Honeybees love foraging in Spanish lavender

Honeybees love foraging in Spanish lavender

 

If you’ve ever wondered where honey gets its color and taste, think flowers. Or, more correctly, pollen from the flower and herb blooms and tree blossoms.

 

In the environs that encompasses roughly five to ten miles around the Henny Penny Farmette, honeybees gather pollen from blossoms on lavender, citrus, sunflowers, cosmos, fruit trees, and other flowering trees. Bees collect pollen from cultivated gardens but also from plants growing wild on hillsides and in the meadows and fields.

 

The first woodland flowers and wildflowers of spring yield honey that is a pale lemon color and tastes sweet and light. Later in the season, the pollen bees collect from citrus tree blooms such as orange blossoms becomes honey with citrus notes and aroma. When certain types of eucalyptus trees bloom in September, the honey takes on a warm amber color and a strong and earthy taste.

 

 

Honey can widely vary in color and taste, depending on the type of pollen the bees have collected

Honey can vary widely in color and taste, depending on the type of pollen the bees have collected

 

 

Dark honey is also found in a spring hive.
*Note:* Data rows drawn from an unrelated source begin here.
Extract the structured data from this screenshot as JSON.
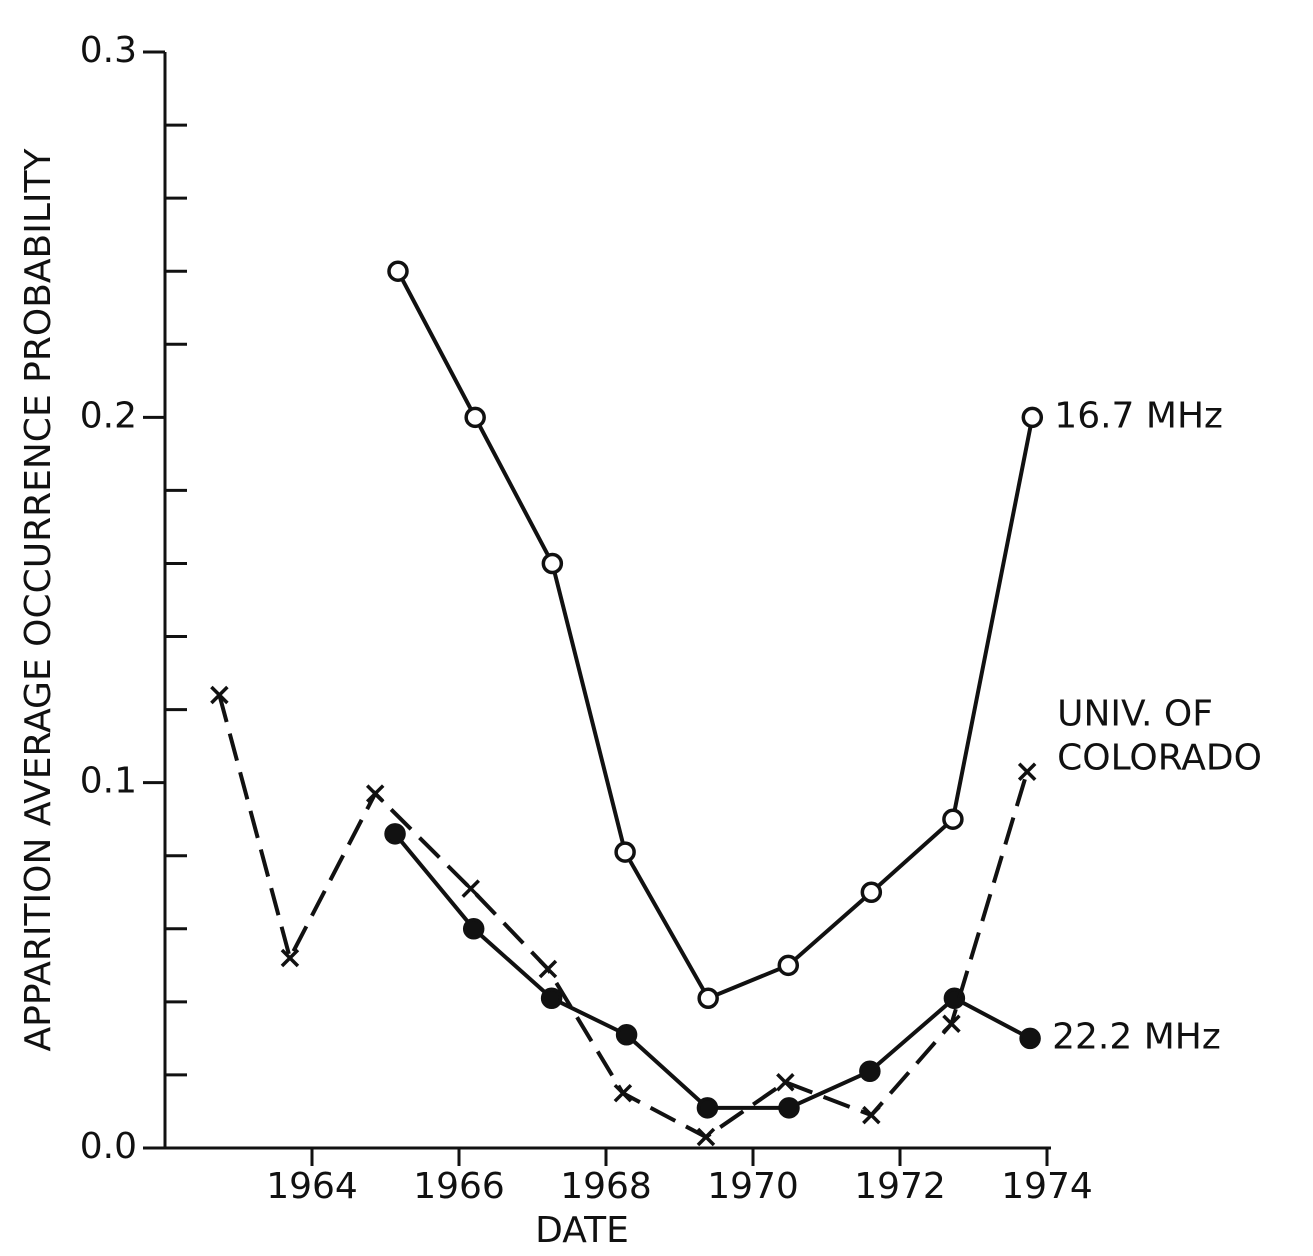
{
  "chart_data": {
    "type": "line",
    "xlabel": "DATE",
    "ylabel": "APPARITION AVERAGE OCCURRENCE PROBABILITY",
    "xlim": [
      1962,
      1974
    ],
    "xticks": [
      1964,
      1966,
      1968,
      1970,
      1972,
      1974
    ],
    "ylim": [
      0,
      0.3
    ],
    "yticks": [
      {
        "value": 0,
        "label": "0.0"
      },
      0.1,
      0.2,
      0.3
    ],
    "yminor_ticks": [
      0.02,
      0.04,
      0.06,
      0.08,
      0.12,
      0.14,
      0.16,
      0.18,
      0.22,
      0.24,
      0.26,
      0.28
    ],
    "series": [
      {
        "name": "16.7 MHz",
        "color": "#111111",
        "marker": "circle-open",
        "dashed": false,
        "x": [
          1965.17,
          1966.22,
          1967.27,
          1968.26,
          1969.39,
          1970.48,
          1971.61,
          1972.72,
          1973.8
        ],
        "values": [
          0.24,
          0.2,
          0.16,
          0.081,
          0.041,
          0.05,
          0.07,
          0.09,
          0.2
        ]
      },
      {
        "name": "22.2 MHz",
        "color": "#111111",
        "marker": "circle-filled",
        "dashed": false,
        "x": [
          1965.13,
          1966.2,
          1967.26,
          1968.28,
          1969.38,
          1970.49,
          1971.59,
          1972.74,
          1973.77
        ],
        "values": [
          0.086,
          0.06,
          0.041,
          0.031,
          0.011,
          0.011,
          0.021,
          0.041,
          0.03
        ]
      },
      {
        "name": "UNIV. OF COLORADO",
        "color": "#111111",
        "marker": "x",
        "dashed": true,
        "x": [
          1962.74,
          1963.7,
          1964.86,
          1966.16,
          1967.21,
          1968.23,
          1969.36,
          1970.44,
          1971.61,
          1972.7,
          1973.73
        ],
        "values": [
          0.124,
          0.052,
          0.097,
          0.071,
          0.049,
          0.015,
          0.003,
          0.018,
          0.009,
          0.034,
          0.103
        ]
      }
    ]
  }
}
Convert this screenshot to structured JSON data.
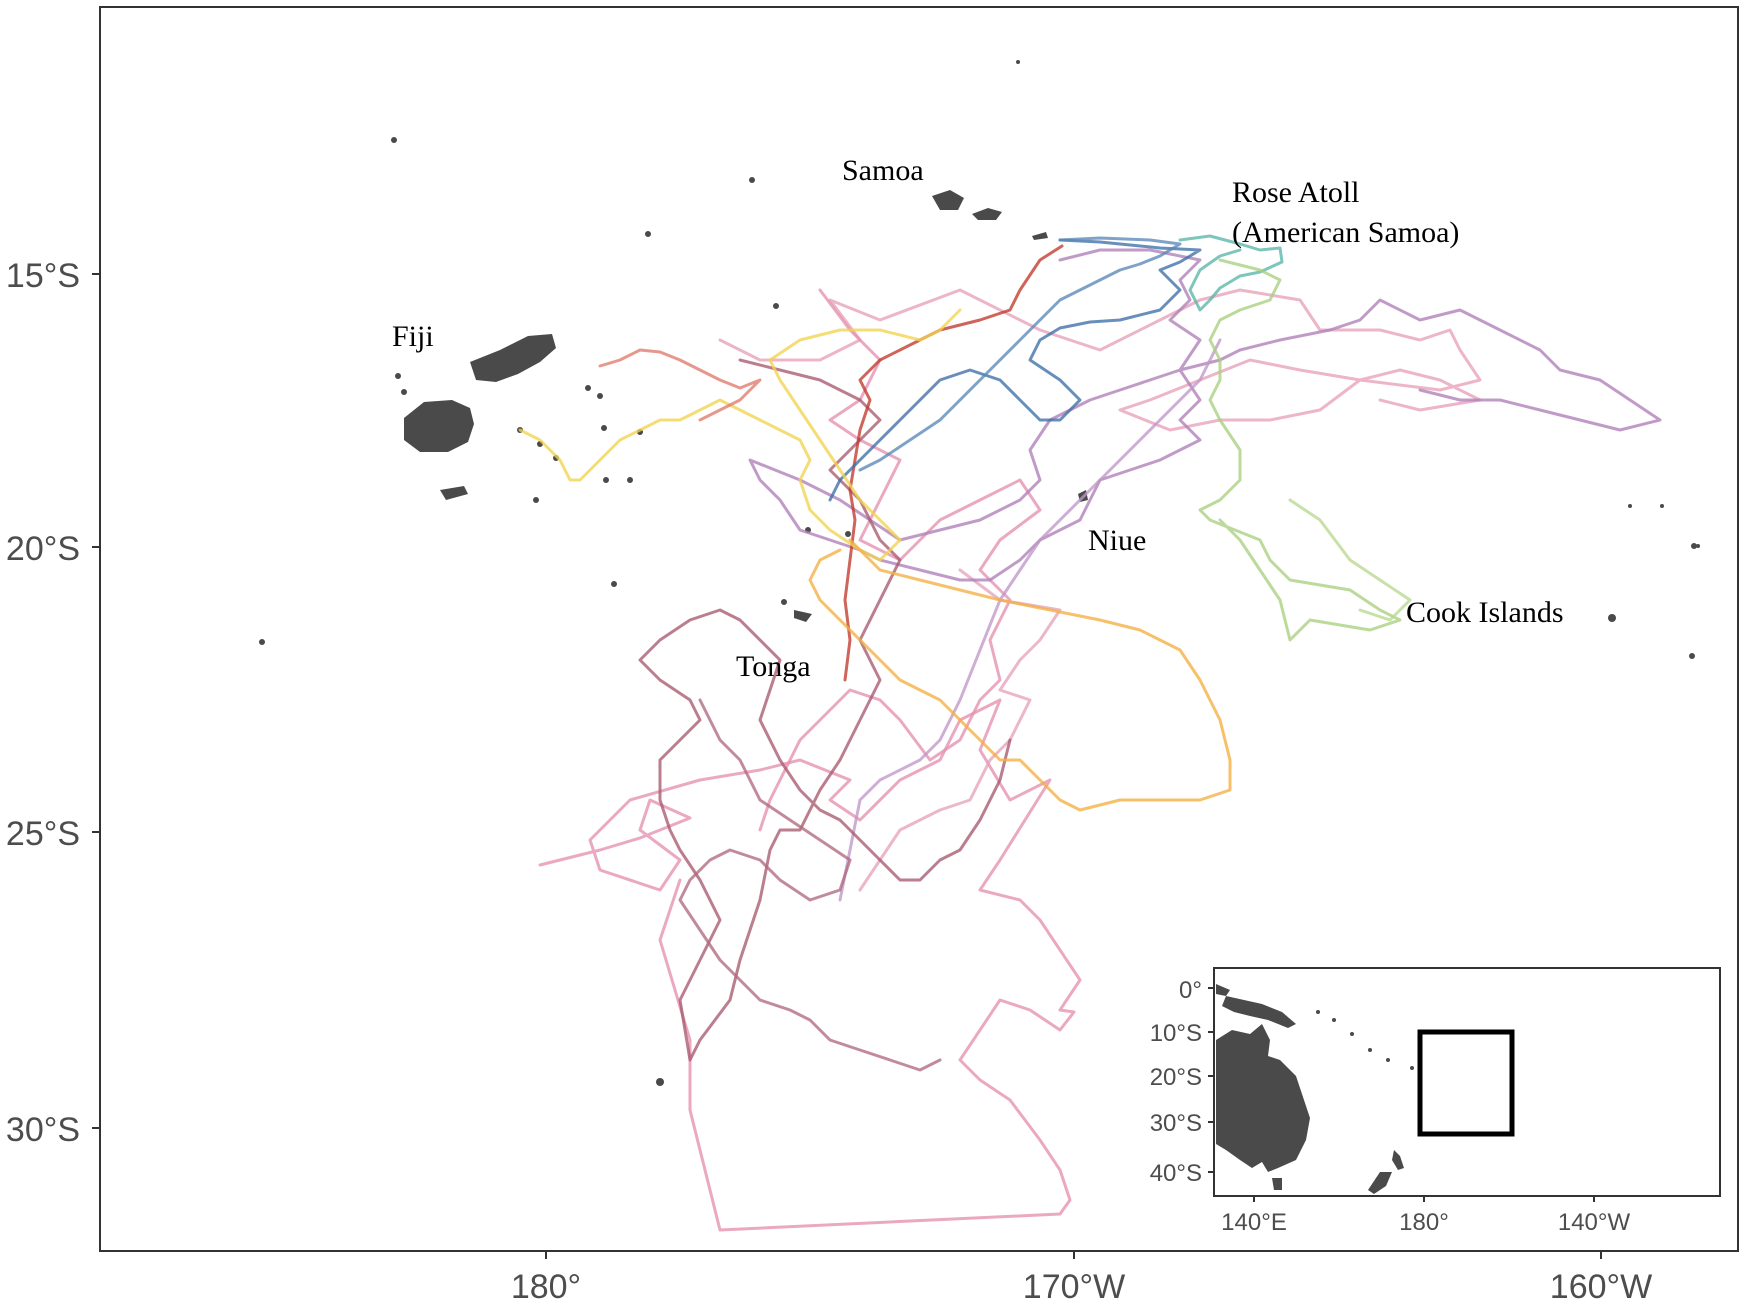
{
  "map": {
    "y_ticks": [
      "15°S",
      "20°S",
      "25°S",
      "30°S"
    ],
    "x_ticks": [
      "180°",
      "170°W",
      "160°W"
    ],
    "labels": {
      "samoa": "Samoa",
      "rose_atoll_line1": "Rose Atoll",
      "rose_atoll_line2": "(American Samoa)",
      "fiji": "Fiji",
      "niue": "Niue",
      "cook_islands": "Cook Islands",
      "tonga": "Tonga"
    },
    "colors": {
      "land": "#4a4a4a",
      "track_pink": "#e58fb0",
      "track_mauve": "#b07fb8",
      "track_brown": "#a85a6e",
      "track_red": "#c0392b",
      "track_blue": "#3d6fa8",
      "track_teal": "#5ab5a8",
      "track_green": "#a8d080",
      "track_yellow": "#f2d350",
      "track_orange": "#f4b040",
      "track_salmon": "#e07a6a"
    }
  },
  "inset": {
    "y_ticks": [
      "0°",
      "10°S",
      "20°S",
      "30°S",
      "40°S"
    ],
    "x_ticks": [
      "140°E",
      "180°",
      "140°W"
    ]
  }
}
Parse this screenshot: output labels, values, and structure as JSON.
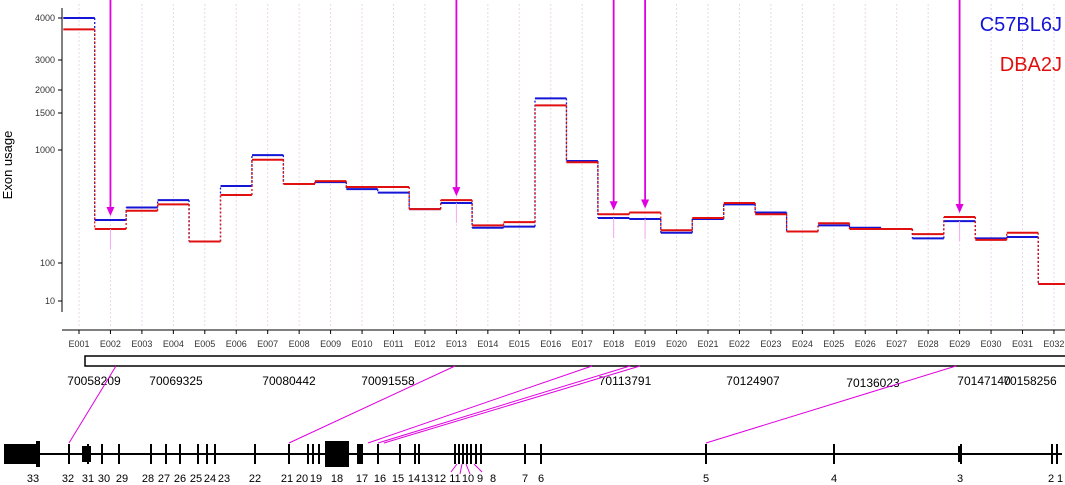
{
  "colors": {
    "series_a": "#1515d6",
    "series_b": "#e01010",
    "highlight": "#e000e0",
    "grid": "#ead6ea",
    "axis": "#000000"
  },
  "chart_data": {
    "type": "line",
    "ylabel": "Exon usage",
    "scale": "log",
    "y_ticks": [
      10,
      100,
      1000,
      1500,
      2000,
      3000,
      4000
    ],
    "categories": [
      "E001",
      "E002",
      "E003",
      "E004",
      "E005",
      "E006",
      "E007",
      "E008",
      "E009",
      "E010",
      "E011",
      "E012",
      "E013",
      "E014",
      "E015",
      "E016",
      "E017",
      "E018",
      "E019",
      "E020",
      "E021",
      "E022",
      "E023",
      "E024",
      "E025",
      "E026",
      "E027",
      "E028",
      "E029",
      "E030",
      "E031",
      "E032"
    ],
    "series": [
      {
        "name": "C57BL6J",
        "values": [
          4000,
          240,
          310,
          360,
          155,
          480,
          900,
          500,
          520,
          450,
          420,
          300,
          340,
          205,
          210,
          1800,
          800,
          250,
          245,
          185,
          245,
          330,
          280,
          190,
          215,
          205,
          200,
          165,
          235,
          165,
          170,
          28
        ]
      },
      {
        "name": "DBA2J",
        "values": [
          3700,
          200,
          290,
          330,
          155,
          400,
          820,
          500,
          530,
          470,
          470,
          300,
          360,
          215,
          230,
          1650,
          780,
          270,
          280,
          195,
          250,
          340,
          270,
          190,
          225,
          200,
          200,
          180,
          255,
          160,
          185,
          28
        ]
      }
    ],
    "highlighted_exons": [
      "E002",
      "E013",
      "E018",
      "E019",
      "E029"
    ]
  },
  "coordinates": [
    "70058209",
    "70069325",
    "70080442",
    "70091558",
    "70113791",
    "70124907",
    "70136023",
    "70147140",
    "70158256"
  ],
  "exon_numbers": [
    "33",
    "32",
    "31",
    "30",
    "29",
    "28",
    "27",
    "26",
    "25",
    "24",
    "23",
    "22",
    "21",
    "20",
    "19",
    "18",
    "17",
    "16",
    "15",
    "14",
    "13",
    "12",
    "11",
    "10",
    "9",
    "8",
    "7",
    "6",
    "5",
    "4",
    "3",
    "2",
    "1"
  ]
}
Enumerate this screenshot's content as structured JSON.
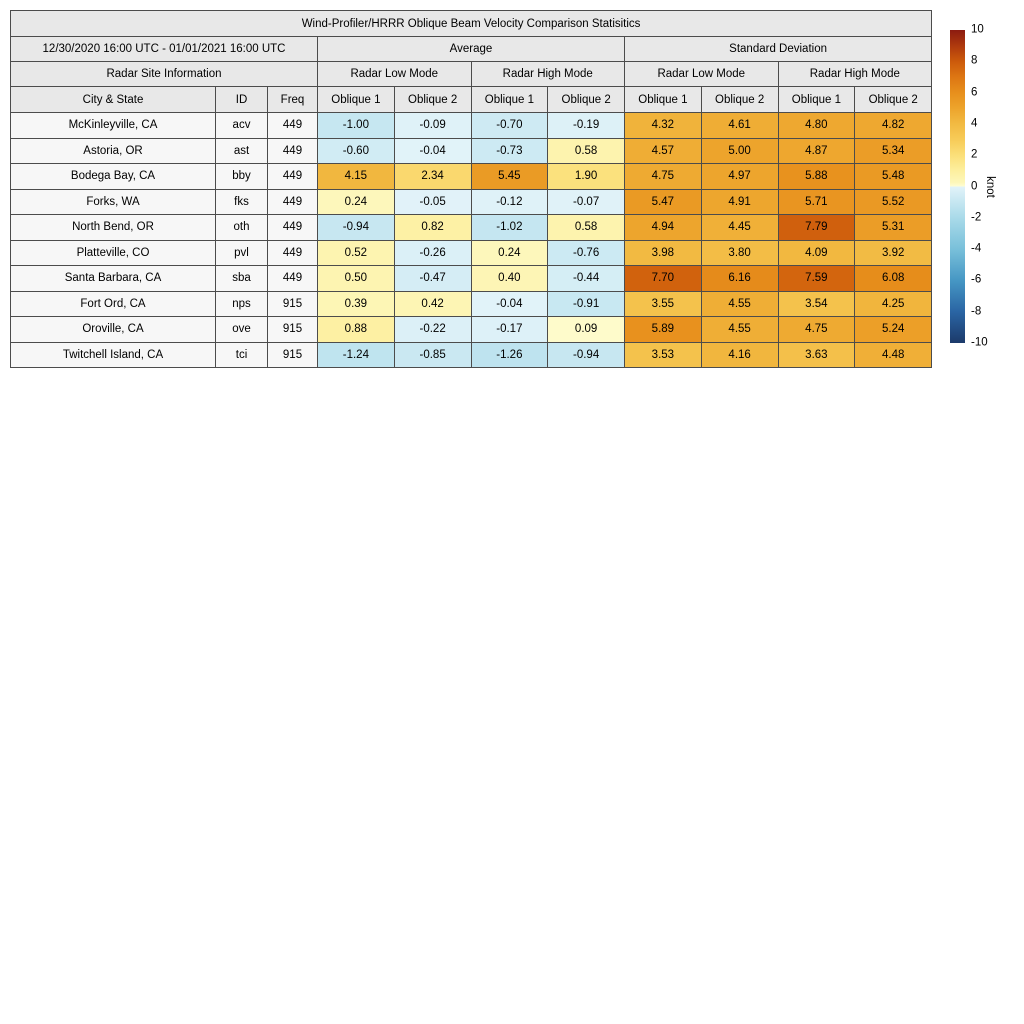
{
  "title": "Wind-Profiler/HRRR Oblique Beam Velocity Comparison Statisitics",
  "colors": {
    "page_bg": "#ffffff",
    "text": "#000000",
    "border": "#4c4c4c",
    "header_bg": "#e8e8e8",
    "label_bg": "#f7f7f7"
  },
  "chart_data": {
    "type": "heatmap",
    "title": "Wind-Profiler/HRRR Oblique Beam Velocity Comparison Statisitics",
    "date_range": "12/30/2020 16:00 UTC - 01/01/2021 16:00 UTC",
    "site_info_header": "Radar Site Information",
    "group_headers": [
      "Average",
      "Standard Deviation"
    ],
    "mode_headers": [
      "Radar Low Mode",
      "Radar High Mode",
      "Radar Low Mode",
      "Radar High Mode"
    ],
    "col_headers": {
      "city": "City & State",
      "id": "ID",
      "freq": "Freq"
    },
    "oblique_labels": [
      "Oblique 1",
      "Oblique 2"
    ],
    "value_columns": [
      "Average Radar Low Mode Oblique 1",
      "Average Radar Low Mode Oblique 2",
      "Average Radar High Mode Oblique 1",
      "Average Radar High Mode Oblique 2",
      "Standard Deviation Radar Low Mode Oblique 1",
      "Standard Deviation Radar Low Mode Oblique 2",
      "Standard Deviation Radar High Mode Oblique 1",
      "Standard Deviation Radar High Mode Oblique 2"
    ],
    "rows": [
      {
        "city": "McKinleyville, CA",
        "id": "acv",
        "freq": "449",
        "values": [
          -1.0,
          -0.09,
          -0.7,
          -0.19,
          4.32,
          4.61,
          4.8,
          4.82
        ]
      },
      {
        "city": "Astoria, OR",
        "id": "ast",
        "freq": "449",
        "values": [
          -0.6,
          -0.04,
          -0.73,
          0.58,
          4.57,
          5.0,
          4.87,
          5.34
        ]
      },
      {
        "city": "Bodega Bay, CA",
        "id": "bby",
        "freq": "449",
        "values": [
          4.15,
          2.34,
          5.45,
          1.9,
          4.75,
          4.97,
          5.88,
          5.48
        ]
      },
      {
        "city": "Forks, WA",
        "id": "fks",
        "freq": "449",
        "values": [
          0.24,
          -0.05,
          -0.12,
          -0.07,
          5.47,
          4.91,
          5.71,
          5.52
        ]
      },
      {
        "city": "North Bend, OR",
        "id": "oth",
        "freq": "449",
        "values": [
          -0.94,
          0.82,
          -1.02,
          0.58,
          4.94,
          4.45,
          7.79,
          5.31
        ]
      },
      {
        "city": "Platteville, CO",
        "id": "pvl",
        "freq": "449",
        "values": [
          0.52,
          -0.26,
          0.24,
          -0.76,
          3.98,
          3.8,
          4.09,
          3.92
        ]
      },
      {
        "city": "Santa Barbara, CA",
        "id": "sba",
        "freq": "449",
        "values": [
          0.5,
          -0.47,
          0.4,
          -0.44,
          7.7,
          6.16,
          7.59,
          6.08
        ]
      },
      {
        "city": "Fort Ord, CA",
        "id": "nps",
        "freq": "915",
        "values": [
          0.39,
          0.42,
          -0.04,
          -0.91,
          3.55,
          4.55,
          3.54,
          4.25
        ]
      },
      {
        "city": "Oroville, CA",
        "id": "ove",
        "freq": "915",
        "values": [
          0.88,
          -0.22,
          -0.17,
          0.09,
          5.89,
          4.55,
          4.75,
          5.24
        ]
      },
      {
        "city": "Twitchell Island, CA",
        "id": "tci",
        "freq": "915",
        "values": [
          -1.24,
          -0.85,
          -1.26,
          -0.94,
          3.53,
          4.16,
          3.63,
          4.48
        ]
      }
    ],
    "colorbar": {
      "label": "knot",
      "min": -10,
      "max": 10,
      "ticks": [
        10,
        8,
        6,
        4,
        2,
        0,
        -2,
        -4,
        -6,
        -8,
        -10
      ],
      "positive_stops": [
        [
          0,
          "#fffed4"
        ],
        [
          0.25,
          "#fdf7ba"
        ],
        [
          1,
          "#fdef9f"
        ],
        [
          2,
          "#fbdf79"
        ],
        [
          3,
          "#f7cb58"
        ],
        [
          4,
          "#f2ba42"
        ],
        [
          5,
          "#eda42c"
        ],
        [
          6,
          "#e78f1c"
        ],
        [
          7,
          "#dd7613"
        ],
        [
          8,
          "#cc5a0b"
        ],
        [
          9,
          "#ae390e"
        ],
        [
          10,
          "#8c1b10"
        ]
      ],
      "negative_stops": [
        [
          -10,
          "#1c3a6a"
        ],
        [
          -8,
          "#2a65a4"
        ],
        [
          -6,
          "#4697c4"
        ],
        [
          -4,
          "#79c0da"
        ],
        [
          -2,
          "#a9dae9"
        ],
        [
          0,
          "#e2f3f9"
        ]
      ]
    }
  }
}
It can be traced to the pollen that the bees have discovered and gathered from blossoms and blooms of flowers, trees, or herbs with a strong flavor and dark color.

 

If you want the health benefits from honey, purchase the raw honey. Raw honey is high in antioxidants and also has immune-boosting properties, according to Dr. Tasneem Bhatia, from the Atlanta Center for Holistic and Integrative medicine.

 

 

In a December 2012 appearance on the Dr. Oz show, Dr. Bhatia recommended  people take 1 to 2 teaspoonfuls of buckwheat honey every day as a natural remedy for cold, sore throat, and flu symptoms. See, http://www.prweb.com/releases/honey/buckwheat-honey-raw/prweb10242276.htm

 

 

Raw honey means it has not been heated or otherwise adulterated by processes that reduce or compromise the healthy benefits. Beneficial enzymes, propolis, pollen, minerals, vitamins, amino acids, and antioxidants are destroyed when the honey is heated.

 

 

Drink your hot tea or warm milk with honey, but don’t put the honey in the cup of liquid and stick it into the microwave. Warm the liquid first, then add the honey.

 

 

It matters not whether your taste leans toward the light honey or the dark, the liquid honey or the honeycomb, have some honey every day. It’s good for you.